20 years ago a malformed packet to winsock would crash the computer, 5 years later installing win2k on my buddies computer (no router/firewall) a few minutes after we finished the install "windows will reboot in nn seconds" whelp time to re-install without a network connection... we've added a lot of layers since win2k, mostly in the name of ease of development, and I don't feel like we've met that goal but we sure found a way to get a million monkies behind a million typwriters, and now we're aiming to replace the monkies with simulated monkies. Time to smell my fingers and fall out of the tree ;-D

tokioyoyo

9 hours ago

20 years ago software wasn't as much battle tested as today, had way less feature set, was less connected to the internet, and etc. 428 CVEs looks small, assuming not all have CVSS 9.8 or something.

Cthulhu_

32 minutes ago

20 years ago was 2006, I can assure you we were very consciously aware of things being permanently connected to the internet by then.

That said, sure, it had a fraction of the features back then, and only a fraction of the world population was connected to the internet.

lousken

8 hours ago

It was more tested as real testers were testing it. Nowadays, AI just checks the code.

Cthulhu_

31 minutes ago

Is that true or an assumption? I don't think Chrome and co would discard their decades worth of automated testing practices in favor of AI.

Actually I don't need to think / assume, it's an open source project.

georgemcbay

9 hours ago

> If 20 years ago you told me a single piece of software had 428 vulnerabilities I wouldn't have believed it.

For something as complex as an operating system or a web browser, even one from 20 years ago (say, Windows XP or IE/Firefox) I wouldn't have believed there were 428 vulnerabilities either, I would have assumed there were much more than that.

encom

4 hours ago

>features no one asked for

Google asked for them. That's all that matters.

dylan604

9 hours ago

Even if it had the Microsoft logo attached? Windows was always known to not be the most secure of products. I can't imagine anything else from the same company would be any better

gerdesj

9 hours ago

"Microsoft attributed the burgeoning patch counts to vulnerability discoveries aided by artificial intelligence."

If only real intelligence found the fucking things instead.

As ye sew, so shall ye reap!

Cthulhu_

30 minutes ago

By all means, show us your records of finding vulnerabilities that thousands of engineers and security researchers missed over decades.

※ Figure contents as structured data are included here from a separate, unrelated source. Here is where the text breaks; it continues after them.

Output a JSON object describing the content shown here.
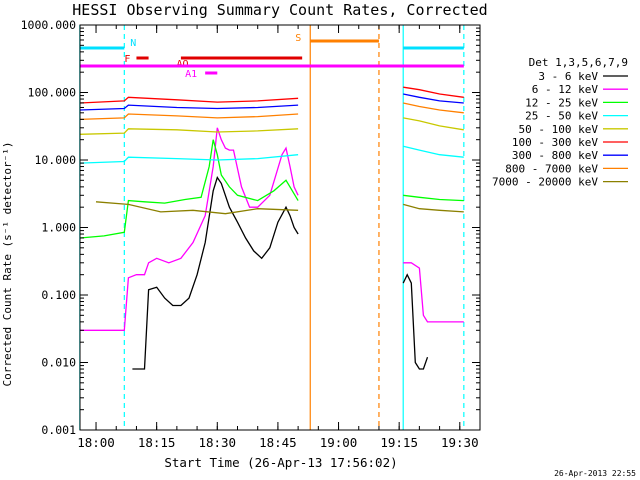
{
  "chart_data": {
    "type": "line",
    "title": "HESSI Observing Summary Count Rates, Corrected",
    "xlabel": "Start Time (26-Apr-13 17:56:02)",
    "ylabel": "Corrected Count Rate (s⁻¹ detector⁻¹)",
    "timestamp": "26-Apr-2013 22:55",
    "y_scale": "log",
    "ylim": [
      0.001,
      1000
    ],
    "xlim": [
      "17:56:02",
      "19:35:00"
    ],
    "x_ticks": [
      "18:00",
      "18:15",
      "18:30",
      "18:45",
      "19:00",
      "19:15",
      "19:30"
    ],
    "y_ticks": [
      "1000.000",
      "100.000",
      "10.000",
      "1.000",
      "0.100",
      "0.010",
      "0.001"
    ],
    "grid": false,
    "legend_title": "Det 1,3,5,6,7,9",
    "legend_placement": "right",
    "series": [
      {
        "name": "3 - 6 keV",
        "color": "#000000",
        "segments": [
          {
            "x": [
              "18:09",
              "18:10",
              "18:11",
              "18:12",
              "18:13",
              "18:15",
              "18:17",
              "18:19",
              "18:21",
              "18:23",
              "18:25",
              "18:27",
              "18:29",
              "18:30",
              "18:31",
              "18:33",
              "18:35",
              "18:37",
              "18:39",
              "18:41",
              "18:43",
              "18:45",
              "18:47",
              "18:48",
              "18:49",
              "18:50"
            ],
            "y": [
              0.008,
              0.008,
              0.008,
              0.008,
              0.12,
              0.13,
              0.09,
              0.07,
              0.07,
              0.09,
              0.2,
              0.6,
              3.5,
              5.5,
              4.5,
              2.0,
              1.2,
              0.7,
              0.45,
              0.35,
              0.5,
              1.2,
              2.0,
              1.5,
              1.0,
              0.8
            ]
          },
          {
            "x": [
              "19:16",
              "19:17",
              "19:18",
              "19:19",
              "19:20",
              "19:21",
              "19:22"
            ],
            "y": [
              0.15,
              0.2,
              0.15,
              0.01,
              0.008,
              0.008,
              0.012
            ]
          }
        ]
      },
      {
        "name": "6 - 12 keV",
        "color": "#ff00ff",
        "segments": [
          {
            "x": [
              "17:56",
              "18:00",
              "18:05",
              "18:07",
              "18:08",
              "18:10",
              "18:12",
              "18:13",
              "18:15",
              "18:18",
              "18:21",
              "18:24",
              "18:27",
              "18:29",
              "18:30",
              "18:31",
              "18:32",
              "18:33",
              "18:34",
              "18:36",
              "18:38",
              "18:40",
              "18:43",
              "18:46",
              "18:47",
              "18:48",
              "18:49",
              "18:50"
            ],
            "y": [
              0.03,
              0.03,
              0.03,
              0.03,
              0.18,
              0.2,
              0.2,
              0.3,
              0.35,
              0.3,
              0.35,
              0.6,
              1.5,
              8,
              30,
              20,
              15,
              14,
              14,
              4,
              2,
              2,
              3,
              12,
              15,
              8,
              4,
              3
            ]
          },
          {
            "x": [
              "19:16",
              "19:18",
              "19:20",
              "19:21",
              "19:22",
              "19:25",
              "19:30",
              "19:31"
            ],
            "y": [
              0.3,
              0.3,
              0.25,
              0.05,
              0.04,
              0.04,
              0.04,
              0.04
            ]
          }
        ]
      },
      {
        "name": "12 - 25 keV",
        "color": "#00ff00",
        "segments": [
          {
            "x": [
              "17:56",
              "18:02",
              "18:07",
              "18:08",
              "18:12",
              "18:17",
              "18:22",
              "18:26",
              "18:28",
              "18:29",
              "18:30",
              "18:31",
              "18:33",
              "18:35",
              "18:40",
              "18:44",
              "18:47",
              "18:48",
              "18:50"
            ],
            "y": [
              0.7,
              0.75,
              0.85,
              2.5,
              2.4,
              2.3,
              2.6,
              2.8,
              8,
              20,
              12,
              6,
              4,
              3,
              2.5,
              3.5,
              5,
              4,
              2.5
            ]
          },
          {
            "x": [
              "19:16",
              "19:20",
              "19:25",
              "19:31"
            ],
            "y": [
              3,
              2.8,
              2.6,
              2.5
            ]
          }
        ]
      },
      {
        "name": "25 - 50 keV",
        "color": "#00ffff",
        "segments": [
          {
            "x": [
              "17:56",
              "18:07",
              "18:08",
              "18:20",
              "18:30",
              "18:40",
              "18:50"
            ],
            "y": [
              9,
              9.5,
              11,
              10.5,
              10,
              10.5,
              12
            ]
          },
          {
            "x": [
              "19:16",
              "19:20",
              "19:25",
              "19:31"
            ],
            "y": [
              16,
              14,
              12,
              11
            ]
          }
        ]
      },
      {
        "name": "50 - 100 keV",
        "color": "#c8c800",
        "segments": [
          {
            "x": [
              "17:56",
              "18:07",
              "18:08",
              "18:20",
              "18:30",
              "18:40",
              "18:50"
            ],
            "y": [
              24,
              25,
              29,
              28,
              26,
              27,
              29
            ]
          },
          {
            "x": [
              "19:16",
              "19:20",
              "19:25",
              "19:31"
            ],
            "y": [
              42,
              38,
              32,
              28
            ]
          }
        ]
      },
      {
        "name": "100 - 300 keV",
        "color": "#ff0000",
        "segments": [
          {
            "x": [
              "17:56",
              "18:07",
              "18:08",
              "18:20",
              "18:30",
              "18:40",
              "18:50"
            ],
            "y": [
              70,
              75,
              85,
              78,
              72,
              75,
              82
            ]
          },
          {
            "x": [
              "19:16",
              "19:20",
              "19:25",
              "19:31"
            ],
            "y": [
              120,
              110,
              95,
              85
            ]
          }
        ]
      },
      {
        "name": "300 - 800 keV",
        "color": "#0000ff",
        "segments": [
          {
            "x": [
              "17:56",
              "18:07",
              "18:08",
              "18:20",
              "18:30",
              "18:40",
              "18:50"
            ],
            "y": [
              55,
              58,
              65,
              60,
              58,
              60,
              65
            ]
          },
          {
            "x": [
              "19:16",
              "19:20",
              "19:25",
              "19:31"
            ],
            "y": [
              95,
              85,
              75,
              70
            ]
          }
        ]
      },
      {
        "name": "800 - 7000 keV",
        "color": "#ff8000",
        "segments": [
          {
            "x": [
              "17:56",
              "18:07",
              "18:08",
              "18:20",
              "18:30",
              "18:40",
              "18:50"
            ],
            "y": [
              40,
              42,
              48,
              45,
              42,
              44,
              48
            ]
          },
          {
            "x": [
              "19:16",
              "19:20",
              "19:25",
              "19:31"
            ],
            "y": [
              70,
              62,
              55,
              50
            ]
          }
        ]
      },
      {
        "name": "7000 - 20000 keV",
        "color": "#8b8000",
        "segments": [
          {
            "x": [
              "18:00",
              "18:08",
              "18:16",
              "18:24",
              "18:32",
              "18:40",
              "18:50"
            ],
            "y": [
              2.4,
              2.2,
              1.7,
              1.8,
              1.6,
              1.9,
              1.8
            ]
          },
          {
            "x": [
              "19:16",
              "19:20",
              "19:25",
              "19:31"
            ],
            "y": [
              2.2,
              1.9,
              1.8,
              1.7
            ]
          }
        ]
      }
    ],
    "flag_bars": [
      {
        "label": "N",
        "color": "#00e0ff",
        "start": "17:56",
        "end": "18:07"
      },
      {
        "label": "",
        "color": "#00e0ff",
        "start": "19:16",
        "end": "19:31"
      },
      {
        "label": "F",
        "color": "#e00000",
        "start": "18:10",
        "end": "18:13"
      },
      {
        "label": "AO",
        "color": "#e00000",
        "start": "18:21",
        "end": "18:51"
      },
      {
        "label": "A1",
        "color": "#ff00ff",
        "start": "18:27",
        "end": "18:30"
      },
      {
        "label": "S",
        "color": "#ff8000",
        "start": "18:53",
        "end": "19:10"
      },
      {
        "label": "",
        "color": "#ff00ff",
        "start": "17:56",
        "end": "19:31"
      }
    ],
    "vertical_markers": [
      {
        "time": "17:56",
        "color": "#00ffff",
        "style": "solid"
      },
      {
        "time": "18:07",
        "color": "#00ffff",
        "style": "dashed"
      },
      {
        "time": "18:53",
        "color": "#ff8000",
        "style": "solid"
      },
      {
        "time": "19:10",
        "color": "#ff8000",
        "style": "dashed"
      },
      {
        "time": "19:16",
        "color": "#00ffff",
        "style": "solid"
      },
      {
        "time": "19:31",
        "color": "#00ffff",
        "style": "dashed"
      }
    ],
    "colors": {
      "axis": "#000000",
      "background": "#ffffff"
    }
  }
}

Not sure what the biblical quote is about either.

d0100

9 hours ago

An employee just got phished by adding a number to a legitimate deviceAdd login route that bypasses 2FA and adds a device with full access to office and mail

Probably working as intended...

shakna

5 hours ago

Sounds like one of ADOs recent security misconfiguration vulnerability announcements. The customer is blamed, for not quite hardening everything the right way, when ADO config is... A sizeable task.

xorl

9 hours ago

I always click NO to these, that's full human error. edit: The underlying issue is that they send a 2FA before asking for a password at all.